Negri-Ribalta Claudia, Geraud-Stewart Rémi, Sergeeva Anastasia, Lenzini Gabriele
Security and Trust, University of Luxembourg, Luxembourg, Luxembourg.
École Normale Supérieure, Paris, France.
Front Big Data. 2024 May 13;7:1386720. doi: 10.3389/fdata.2024.1386720. eCollection 2024.
Artificial Intelligence (AI) is increasingly used as a helper to develop computing programs. While it can boost software development and improve coding proficiency, this practice offers no guarantee of security.
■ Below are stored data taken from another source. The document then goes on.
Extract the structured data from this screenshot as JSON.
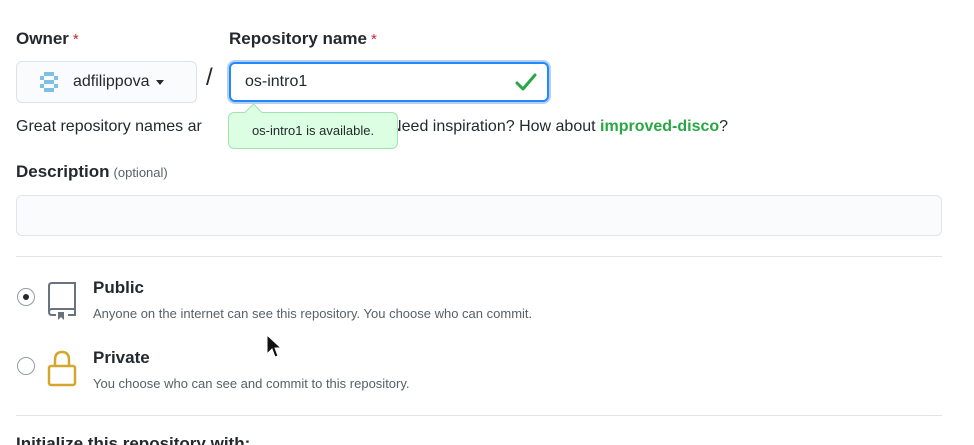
{
  "owner": {
    "label": "Owner",
    "required_mark": "*",
    "selected": "adfilippova"
  },
  "separator": "/",
  "repo": {
    "label": "Repository name",
    "required_mark": "*",
    "value": "os-intro1",
    "status": "valid"
  },
  "tooltip": {
    "text": "os-intro1 is available."
  },
  "helper": {
    "prefix": "Great repository names ar",
    "suffix": "ble. Need inspiration? How about ",
    "suggestion": "improved-disco",
    "end": "?"
  },
  "description": {
    "label": "Description",
    "optional": "(optional)",
    "value": ""
  },
  "visibility": {
    "selected": "public",
    "options": [
      {
        "id": "public",
        "title": "Public",
        "desc": "Anyone on the internet can see this repository. You choose who can commit."
      },
      {
        "id": "private",
        "title": "Private",
        "desc": "You choose who can see and commit to this repository."
      }
    ]
  },
  "initialize": {
    "heading": "Initialize this repository with:"
  },
  "colors": {
    "focus": "#2188ff",
    "success": "#28a745",
    "tooltip_bg": "#dcffe4",
    "lock": "#d4a72c"
  }
}
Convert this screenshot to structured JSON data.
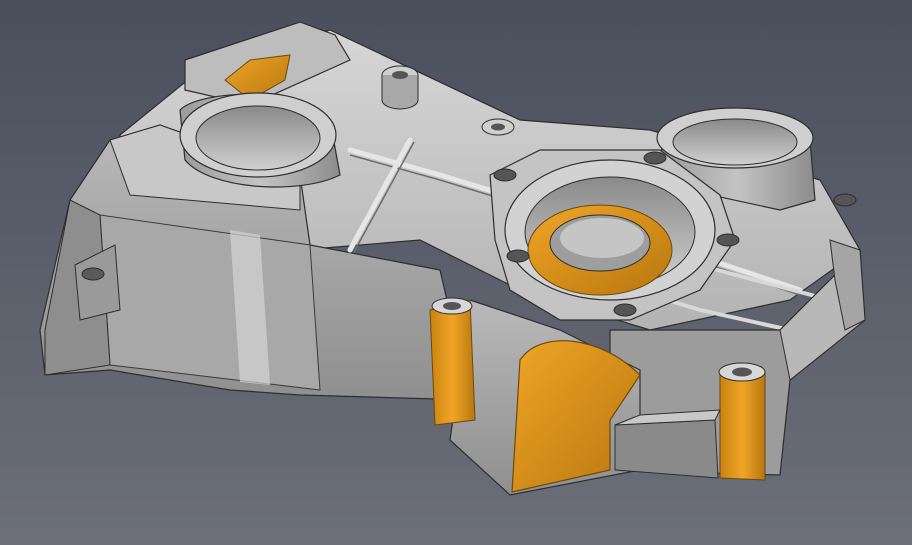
{
  "scene": {
    "subject": "cad-part-timing-cover",
    "colors": {
      "background_top": "#4a4f5c",
      "background_bottom": "#6c6f78",
      "metal_light": "#c9c9c9",
      "metal_mid": "#a9a9a9",
      "metal_dark": "#7e7e7e",
      "edge": "#2e2e2e",
      "highlight_face": "#e39a1e",
      "highlight_face_dark": "#b8770f"
    }
  }
}
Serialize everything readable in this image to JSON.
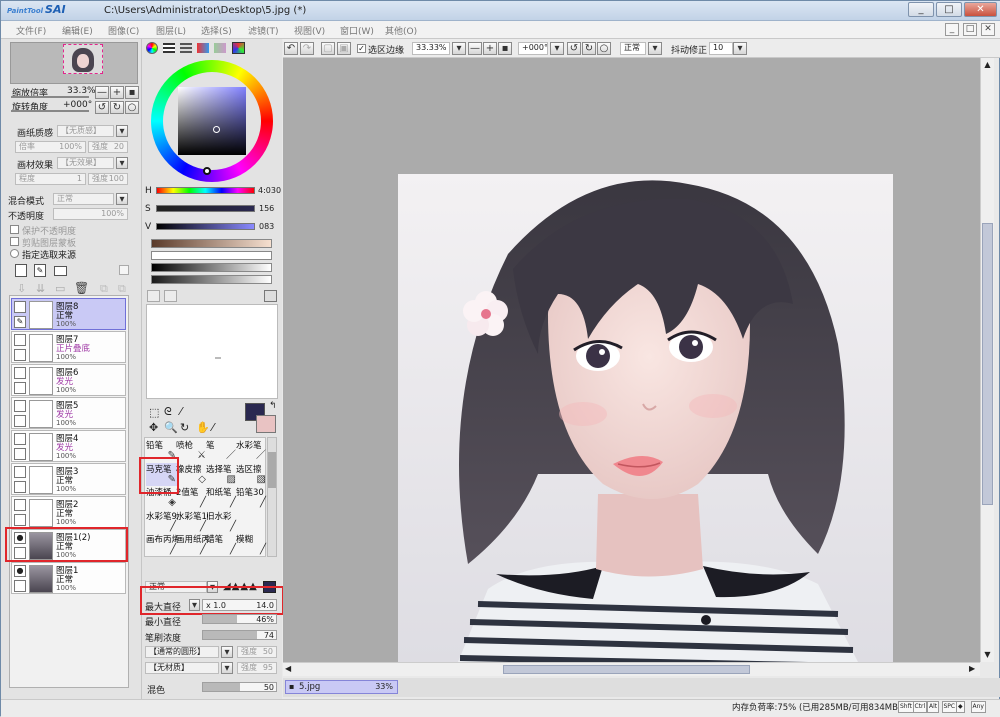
{
  "window": {
    "app_name": "SAI",
    "app_prefix": "PaintTool",
    "title": "C:\\Users\\Administrator\\Desktop\\5.jpg (*)",
    "controls": [
      "_",
      "□",
      "✕"
    ]
  },
  "menu": [
    "文件(F)",
    "编辑(E)",
    "图像(C)",
    "图层(L)",
    "选择(S)",
    "滤镜(T)",
    "视图(V)",
    "窗口(W)",
    "其他(O)"
  ],
  "navigator": {
    "zoom_label": "缩放倍率",
    "zoom_value": "33.3%",
    "angle_label": "旋转角度",
    "angle_value": "+000°"
  },
  "paper": {
    "texture_label": "画纸质感",
    "texture_value": "【无质感】",
    "scale_label": "倍率",
    "scale_value": "100%",
    "strength_label": "强度",
    "strength_value": "20",
    "effect_label": "画材效果",
    "effect_value": "【无效果】",
    "degree_label": "程度",
    "degree_value": "1",
    "strength2_value": "100"
  },
  "layer_props": {
    "blend_label": "混合模式",
    "blend_value": "正常",
    "opacity_label": "不透明度",
    "opacity_value": "100%",
    "protect_label": "保护不透明度",
    "clip_label": "剪贴图层蒙板",
    "source_label": "指定选取来源"
  },
  "layers": [
    {
      "name": "图层8",
      "mode": "正常",
      "opacity": "100%",
      "selected": true,
      "alt": false,
      "eye": "✎"
    },
    {
      "name": "图层7",
      "mode": "正片叠底",
      "opacity": "100%",
      "selected": false,
      "alt": true,
      "eye": ""
    },
    {
      "name": "图层6",
      "mode": "发光",
      "opacity": "100%",
      "selected": false,
      "alt": true,
      "eye": ""
    },
    {
      "name": "图层5",
      "mode": "发光",
      "opacity": "100%",
      "selected": false,
      "alt": true,
      "eye": ""
    },
    {
      "name": "图层4",
      "mode": "发光",
      "opacity": "100%",
      "selected": false,
      "alt": true,
      "eye": ""
    },
    {
      "name": "图层3",
      "mode": "正常",
      "opacity": "100%",
      "selected": false,
      "alt": false,
      "eye": ""
    },
    {
      "name": "图层2",
      "mode": "正常",
      "opacity": "100%",
      "selected": false,
      "alt": false,
      "eye": ""
    },
    {
      "name": "图层1(2)",
      "mode": "正常",
      "opacity": "100%",
      "selected": false,
      "alt": false,
      "eye": "👁"
    },
    {
      "name": "图层1",
      "mode": "正常",
      "opacity": "100%",
      "selected": false,
      "alt": false,
      "eye": "👁"
    }
  ],
  "color": {
    "h_label": "H",
    "h_value": "4:030",
    "s_label": "S",
    "s_value": "156",
    "v_label": "V",
    "v_value": "083",
    "primary": "#2a2850",
    "secondary": "#e9c3c3"
  },
  "brushes": [
    {
      "name": "铅笔",
      "icon": "✎"
    },
    {
      "name": "喷枪",
      "icon": "⚔"
    },
    {
      "name": "笔",
      "icon": "／"
    },
    {
      "name": "水彩笔",
      "icon": "／"
    },
    {
      "name": "马克笔",
      "icon": "✎"
    },
    {
      "name": "橡皮擦",
      "icon": "◇"
    },
    {
      "name": "选择笔",
      "icon": "▨"
    },
    {
      "name": "选区擦",
      "icon": "▧"
    },
    {
      "name": "油漆桶",
      "icon": "◈"
    },
    {
      "name": "2值笔",
      "icon": "╱"
    },
    {
      "name": "和纸笔",
      "icon": "╱"
    },
    {
      "name": "铅笔30",
      "icon": "╱"
    },
    {
      "name": "水彩笔9腻",
      "icon": "╱"
    },
    {
      "name": "水彩笔10腻",
      "icon": "╱"
    },
    {
      "name": "旧水彩",
      "icon": "╱"
    },
    {
      "name": "",
      "icon": ""
    },
    {
      "name": "画布丙烯",
      "icon": "╱"
    },
    {
      "name": "画用纸丙烯",
      "icon": "╱"
    },
    {
      "name": "蜡笔",
      "icon": "╱"
    },
    {
      "name": "模糊",
      "icon": "╱"
    }
  ],
  "brush_settings": {
    "mode_value": "正常",
    "max_size_label": "最大直径",
    "max_size_mult": "x 1.0",
    "max_size_value": "14.0",
    "min_size_label": "最小直径",
    "min_size_value": "46%",
    "min_size_fill": 0.46,
    "density_label": "笔刷浓度",
    "density_value": "74",
    "density_fill": 0.74,
    "shape_value": "【通常的圆形】",
    "shape_strength_label": "强度",
    "shape_strength_value": "50",
    "texture_value": "【无材质】",
    "texture_strength_label": "强度",
    "texture_strength_value": "95",
    "mix_label": "混色",
    "mix_value": "50",
    "mix_fill": 0.5
  },
  "toolbar": {
    "selection_edge_label": "选区边缘",
    "zoom_value": "33.33%",
    "angle_value": "+000°",
    "mode_value": "正常",
    "stabilizer_label": "抖动修正",
    "stabilizer_value": "10"
  },
  "document_tab": {
    "name": "5.jpg",
    "zoom": "33%"
  },
  "status": {
    "memory": "内存负荷率:75% (已用285MB/可用834MB)",
    "keys": [
      "Shft",
      "Ctrl",
      "Alt",
      "SPC",
      "◆",
      "Any"
    ]
  }
}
On the contrary, recent research shows that some AI models produce software with vulnerabilities. This situation leads to the question: How serious and widespread are the security flaws in code generated using AI models?
Through a systematic literature review, this work reviews the state of the art on how AI models impact software security. It systematizes the knowledge about the risks of using AI in coding security-critical software.
It reviews what security flaws of well-known vulnerabilities (e.g., the MITRE CWE Top 25 Most Dangerous Software Weaknesses) are commonly hidden in AI-generated code. It also reviews works that discuss how vulnerabilities in AI-generated code can be exploited to compromise security and lists the attempts to improve the security of such AI-generated code.
Overall, this work provides a comprehensive and systematic overview of the impact of AI in secure coding. This topic has sparked interest and concern within the software security engineering community. It highlights the importance of setting up security measures and processes, such as code verification, and that such practices could be customized for AI-aided code production.
人工智能(AI)越来越多地被用作开发计算程序的辅助工具。虽然它可以促进软件开发并提高编码熟练度,但这种做法并不能保证安全性。相反,最近的研究表明,一些人工智能模型生成的软件存在漏洞。这种情况引发了一个问题:使用人工智能模型生成的代码中的安全漏洞有多严重和普遍?
通过系统的文献综述,这项工作回顾了人工智能模型如何影响软件安全的最新研究状况。它将关于在编写对安全至关重要的软件时使用人工智能的风险的知识进行了系统化整理。
它回顾了著名漏洞(例如,MITRE CWE最危险的25个软件弱点)中哪些安全缺陷通常隐藏在人工智能生成的代码中。它还回顾了讨论如何利用人工智能生成的代码中的漏洞来破坏安全性的相关著作,并列出了为提高此类人工智能生成的代码的安全性所做的尝试。
总体而言,这项工作对人工智能在安全编码中的影响提供了全面而系统的概述。这个话题在软件安全工程领域引发了兴趣和关注。它强调了建立安全措施和流程(如代码验证)的重要性,并且这种做法可以针对人工智能辅助的代码生产进行定制。